A review by gautamsing
Abducting a General: The Kreipe Operation and SOE in Crete by Patrick Leigh Fermor

4.0

This is an amazing story of the abduction of a German General in occupied Crete in 1944. I have read a superb account of it in Ill Met by Moonlight by William Stanley Moss, and it also figures in The Cretan Runner by George Psychoundakis. It was led by a Major in the SOE, Patrick Leigh Fermor, later, a famous travel writer. I wondered why he never wrote about it himself & the introduction explains.

At the end of his first 18 month stay in Crete in September 1943, culminating in the successful spiriting away of the General in command of the Italian garrison after the surrender of Italy, Fermor returns to Egypt. That’s when he hatches the plan to abduct the German General responsible for atrocities in Crete and returns in February 1944. Though the butcher General has been replaced, he decides to kidnap the new one anyway. Plans are made swiftly, and had it not been for the late arrival of the rest of the team due to bad weather, the abduction may have happened even before April 28, 1944.

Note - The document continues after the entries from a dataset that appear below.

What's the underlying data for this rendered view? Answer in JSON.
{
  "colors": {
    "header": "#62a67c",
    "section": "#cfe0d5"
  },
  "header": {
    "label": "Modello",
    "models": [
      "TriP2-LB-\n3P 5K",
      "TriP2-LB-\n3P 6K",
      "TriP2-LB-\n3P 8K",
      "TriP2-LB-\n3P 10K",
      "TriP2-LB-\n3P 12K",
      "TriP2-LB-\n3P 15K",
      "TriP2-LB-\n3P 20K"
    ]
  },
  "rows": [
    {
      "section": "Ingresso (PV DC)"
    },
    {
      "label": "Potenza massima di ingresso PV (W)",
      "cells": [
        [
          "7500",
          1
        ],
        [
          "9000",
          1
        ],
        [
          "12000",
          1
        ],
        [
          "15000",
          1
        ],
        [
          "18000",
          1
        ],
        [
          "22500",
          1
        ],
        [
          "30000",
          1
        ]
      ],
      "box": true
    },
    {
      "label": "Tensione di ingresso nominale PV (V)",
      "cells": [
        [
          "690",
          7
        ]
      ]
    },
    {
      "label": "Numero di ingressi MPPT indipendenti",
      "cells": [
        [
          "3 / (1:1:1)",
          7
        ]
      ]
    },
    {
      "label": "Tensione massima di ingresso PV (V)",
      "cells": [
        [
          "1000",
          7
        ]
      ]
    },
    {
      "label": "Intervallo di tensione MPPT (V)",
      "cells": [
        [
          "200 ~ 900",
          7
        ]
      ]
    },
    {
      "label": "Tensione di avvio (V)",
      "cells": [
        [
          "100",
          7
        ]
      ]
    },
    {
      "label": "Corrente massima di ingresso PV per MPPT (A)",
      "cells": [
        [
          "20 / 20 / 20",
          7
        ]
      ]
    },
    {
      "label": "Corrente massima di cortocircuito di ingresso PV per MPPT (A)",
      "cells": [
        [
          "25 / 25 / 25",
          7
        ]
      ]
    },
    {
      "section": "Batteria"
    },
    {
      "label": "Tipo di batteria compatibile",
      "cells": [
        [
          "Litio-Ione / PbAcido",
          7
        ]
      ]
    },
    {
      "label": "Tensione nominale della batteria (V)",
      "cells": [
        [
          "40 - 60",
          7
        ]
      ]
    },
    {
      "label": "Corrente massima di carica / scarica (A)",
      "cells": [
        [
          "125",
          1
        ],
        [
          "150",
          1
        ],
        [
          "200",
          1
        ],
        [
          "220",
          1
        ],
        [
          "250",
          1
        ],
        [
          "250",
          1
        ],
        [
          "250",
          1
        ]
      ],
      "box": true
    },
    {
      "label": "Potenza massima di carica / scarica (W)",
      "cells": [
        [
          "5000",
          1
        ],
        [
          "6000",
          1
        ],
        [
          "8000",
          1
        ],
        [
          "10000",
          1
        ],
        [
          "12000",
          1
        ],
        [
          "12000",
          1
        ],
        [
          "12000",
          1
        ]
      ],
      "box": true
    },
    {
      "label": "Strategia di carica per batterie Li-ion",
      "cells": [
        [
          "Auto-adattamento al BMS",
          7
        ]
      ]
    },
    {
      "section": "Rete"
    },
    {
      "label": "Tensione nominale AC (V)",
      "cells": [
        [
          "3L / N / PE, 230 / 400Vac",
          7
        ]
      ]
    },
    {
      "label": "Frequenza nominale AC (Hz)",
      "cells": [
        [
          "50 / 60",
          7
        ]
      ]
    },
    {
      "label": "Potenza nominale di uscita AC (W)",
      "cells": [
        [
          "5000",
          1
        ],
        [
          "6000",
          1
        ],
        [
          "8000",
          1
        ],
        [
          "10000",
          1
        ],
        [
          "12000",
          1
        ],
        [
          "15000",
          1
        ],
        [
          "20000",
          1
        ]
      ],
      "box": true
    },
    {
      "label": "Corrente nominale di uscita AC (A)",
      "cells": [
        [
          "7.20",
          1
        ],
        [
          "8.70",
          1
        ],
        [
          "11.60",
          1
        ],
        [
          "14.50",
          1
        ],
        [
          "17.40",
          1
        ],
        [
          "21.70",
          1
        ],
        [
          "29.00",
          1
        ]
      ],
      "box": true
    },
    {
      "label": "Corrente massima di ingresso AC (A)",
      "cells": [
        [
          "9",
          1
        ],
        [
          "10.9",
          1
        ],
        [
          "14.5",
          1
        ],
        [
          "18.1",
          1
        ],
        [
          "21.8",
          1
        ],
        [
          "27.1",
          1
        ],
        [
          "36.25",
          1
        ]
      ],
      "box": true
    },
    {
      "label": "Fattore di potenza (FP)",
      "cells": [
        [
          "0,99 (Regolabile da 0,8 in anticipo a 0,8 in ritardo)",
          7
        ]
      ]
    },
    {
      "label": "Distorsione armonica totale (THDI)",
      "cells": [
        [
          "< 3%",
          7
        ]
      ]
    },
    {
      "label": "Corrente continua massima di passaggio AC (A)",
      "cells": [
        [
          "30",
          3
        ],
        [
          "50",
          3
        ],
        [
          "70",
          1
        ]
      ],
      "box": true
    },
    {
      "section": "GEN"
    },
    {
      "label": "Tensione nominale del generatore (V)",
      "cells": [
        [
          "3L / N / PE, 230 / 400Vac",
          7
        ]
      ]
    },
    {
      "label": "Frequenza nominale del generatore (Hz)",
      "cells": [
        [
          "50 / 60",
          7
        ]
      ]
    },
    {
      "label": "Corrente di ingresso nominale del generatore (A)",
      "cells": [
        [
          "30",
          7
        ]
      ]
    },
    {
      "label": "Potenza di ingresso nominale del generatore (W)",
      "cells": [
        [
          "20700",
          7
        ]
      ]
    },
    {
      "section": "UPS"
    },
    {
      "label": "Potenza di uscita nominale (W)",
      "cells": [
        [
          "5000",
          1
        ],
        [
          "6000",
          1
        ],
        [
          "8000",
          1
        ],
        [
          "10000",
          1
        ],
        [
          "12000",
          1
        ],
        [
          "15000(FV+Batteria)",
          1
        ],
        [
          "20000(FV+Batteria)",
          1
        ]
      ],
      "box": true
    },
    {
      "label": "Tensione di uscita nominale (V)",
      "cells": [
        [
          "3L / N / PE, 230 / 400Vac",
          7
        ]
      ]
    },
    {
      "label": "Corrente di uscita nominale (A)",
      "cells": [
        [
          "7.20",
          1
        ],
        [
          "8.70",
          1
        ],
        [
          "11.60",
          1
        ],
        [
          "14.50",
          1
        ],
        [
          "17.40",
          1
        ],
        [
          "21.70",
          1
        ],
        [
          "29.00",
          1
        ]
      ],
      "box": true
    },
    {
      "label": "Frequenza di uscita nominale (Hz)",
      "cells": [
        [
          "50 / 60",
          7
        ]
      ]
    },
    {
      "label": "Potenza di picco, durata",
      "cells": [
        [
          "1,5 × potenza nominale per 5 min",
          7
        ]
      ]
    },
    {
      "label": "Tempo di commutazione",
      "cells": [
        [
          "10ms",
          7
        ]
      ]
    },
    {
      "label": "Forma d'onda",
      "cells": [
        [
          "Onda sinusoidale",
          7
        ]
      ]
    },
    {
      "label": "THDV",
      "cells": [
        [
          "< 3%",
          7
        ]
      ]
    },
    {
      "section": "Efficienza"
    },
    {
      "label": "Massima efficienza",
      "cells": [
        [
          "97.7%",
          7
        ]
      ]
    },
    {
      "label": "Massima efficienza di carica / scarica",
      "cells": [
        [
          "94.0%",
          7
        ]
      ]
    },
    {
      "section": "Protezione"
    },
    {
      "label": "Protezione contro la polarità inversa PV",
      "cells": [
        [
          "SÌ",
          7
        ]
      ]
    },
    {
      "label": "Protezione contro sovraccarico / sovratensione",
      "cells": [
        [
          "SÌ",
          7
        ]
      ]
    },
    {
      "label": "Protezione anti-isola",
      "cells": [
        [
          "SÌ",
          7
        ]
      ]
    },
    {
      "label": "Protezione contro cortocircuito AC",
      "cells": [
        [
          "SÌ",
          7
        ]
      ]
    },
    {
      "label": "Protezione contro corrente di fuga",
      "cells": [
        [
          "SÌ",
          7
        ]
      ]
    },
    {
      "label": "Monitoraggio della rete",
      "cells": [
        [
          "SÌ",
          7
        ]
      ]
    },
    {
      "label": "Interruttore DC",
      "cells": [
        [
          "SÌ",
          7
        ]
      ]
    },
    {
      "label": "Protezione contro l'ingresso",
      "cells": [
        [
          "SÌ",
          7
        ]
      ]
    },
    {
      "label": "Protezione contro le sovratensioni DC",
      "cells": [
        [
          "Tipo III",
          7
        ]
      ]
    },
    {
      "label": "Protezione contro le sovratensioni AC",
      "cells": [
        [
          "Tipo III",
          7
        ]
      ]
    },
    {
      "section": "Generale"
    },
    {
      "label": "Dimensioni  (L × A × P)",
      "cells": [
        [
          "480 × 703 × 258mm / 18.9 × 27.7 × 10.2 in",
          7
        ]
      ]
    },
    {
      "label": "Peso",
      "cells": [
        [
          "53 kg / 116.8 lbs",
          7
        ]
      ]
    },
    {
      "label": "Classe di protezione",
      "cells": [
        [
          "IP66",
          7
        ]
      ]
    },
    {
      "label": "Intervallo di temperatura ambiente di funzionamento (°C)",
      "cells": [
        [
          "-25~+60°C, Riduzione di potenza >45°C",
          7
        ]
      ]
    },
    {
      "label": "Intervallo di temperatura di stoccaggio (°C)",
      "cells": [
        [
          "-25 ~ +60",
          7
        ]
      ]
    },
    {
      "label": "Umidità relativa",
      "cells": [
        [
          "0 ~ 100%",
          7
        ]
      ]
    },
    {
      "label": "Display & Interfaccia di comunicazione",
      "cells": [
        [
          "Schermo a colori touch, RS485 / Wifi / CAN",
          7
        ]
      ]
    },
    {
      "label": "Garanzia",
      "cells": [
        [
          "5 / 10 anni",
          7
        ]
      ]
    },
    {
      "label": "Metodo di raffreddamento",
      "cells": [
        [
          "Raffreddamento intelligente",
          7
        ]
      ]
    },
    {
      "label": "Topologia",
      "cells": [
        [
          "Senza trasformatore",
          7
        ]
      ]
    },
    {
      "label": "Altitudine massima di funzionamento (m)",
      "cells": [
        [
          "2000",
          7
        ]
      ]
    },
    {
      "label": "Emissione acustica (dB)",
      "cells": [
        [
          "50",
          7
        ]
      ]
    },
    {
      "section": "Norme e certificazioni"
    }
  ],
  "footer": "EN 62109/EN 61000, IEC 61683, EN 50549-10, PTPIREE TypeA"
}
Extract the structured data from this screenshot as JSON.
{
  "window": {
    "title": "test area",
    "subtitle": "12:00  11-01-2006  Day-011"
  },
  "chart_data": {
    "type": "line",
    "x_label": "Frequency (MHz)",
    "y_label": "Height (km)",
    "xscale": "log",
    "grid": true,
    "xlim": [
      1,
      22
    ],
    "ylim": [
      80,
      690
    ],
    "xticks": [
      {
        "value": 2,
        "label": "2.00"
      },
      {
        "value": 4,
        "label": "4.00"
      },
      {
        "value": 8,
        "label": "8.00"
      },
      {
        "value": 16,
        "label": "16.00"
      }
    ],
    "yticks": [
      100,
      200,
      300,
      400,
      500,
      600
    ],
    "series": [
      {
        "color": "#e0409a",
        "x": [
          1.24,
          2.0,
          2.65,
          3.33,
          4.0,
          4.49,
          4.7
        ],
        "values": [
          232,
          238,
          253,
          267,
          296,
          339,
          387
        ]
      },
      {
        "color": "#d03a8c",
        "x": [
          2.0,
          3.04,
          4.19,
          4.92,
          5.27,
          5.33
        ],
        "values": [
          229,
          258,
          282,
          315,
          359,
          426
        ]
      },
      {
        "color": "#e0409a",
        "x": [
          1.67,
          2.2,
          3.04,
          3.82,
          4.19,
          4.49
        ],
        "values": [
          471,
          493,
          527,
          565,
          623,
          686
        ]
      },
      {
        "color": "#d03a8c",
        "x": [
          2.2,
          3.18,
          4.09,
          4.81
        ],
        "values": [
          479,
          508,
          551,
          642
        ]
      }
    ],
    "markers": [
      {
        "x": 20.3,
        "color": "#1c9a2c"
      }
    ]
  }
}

It is truly audacious. Fermor and Moss are to dress up as German traffic police and stop the General’s car. They did, and then drove through the German headquarters of Heraklion, past 22 checkposts and made it. Not having access to a working wireless, it is 16 days before they leave for Egypt on May 14. The poor infrastructure they had to survive with is demonstrated by the fact that even for a mission such as this, they couldn’t get hands on a proper wireless for days.

The German General, Kriepe, seems resigned to his fate and doesn’t give trouble. Fermor is fluent in German and they strike up a sort of friendship, even meeting again in Athens in 1970. Their other common language is Latin, and they have several witty exchanges in that tongue.

Taking General Kriepe through the Cretan resistance strongholds was, as Fermor says, like “taking the Sheriff of Nottingham through Sherwood Forest”. After many vicissitudes, they reach the beach on the night of May 14th where they are to be picked up by the Royal Navy. They almost missed the boat as neither Fermor nor Moss knew the Morse code for “B”, and were saved by the arrival of another British officer who fortunately did.

The account of the abduction is followed by extracts from Fermor’s reports to the SOE while in the field in Crete. They are replete with the tensions of the moment, and a very interesting read.

This is a great book that I thoroughly enjoyed.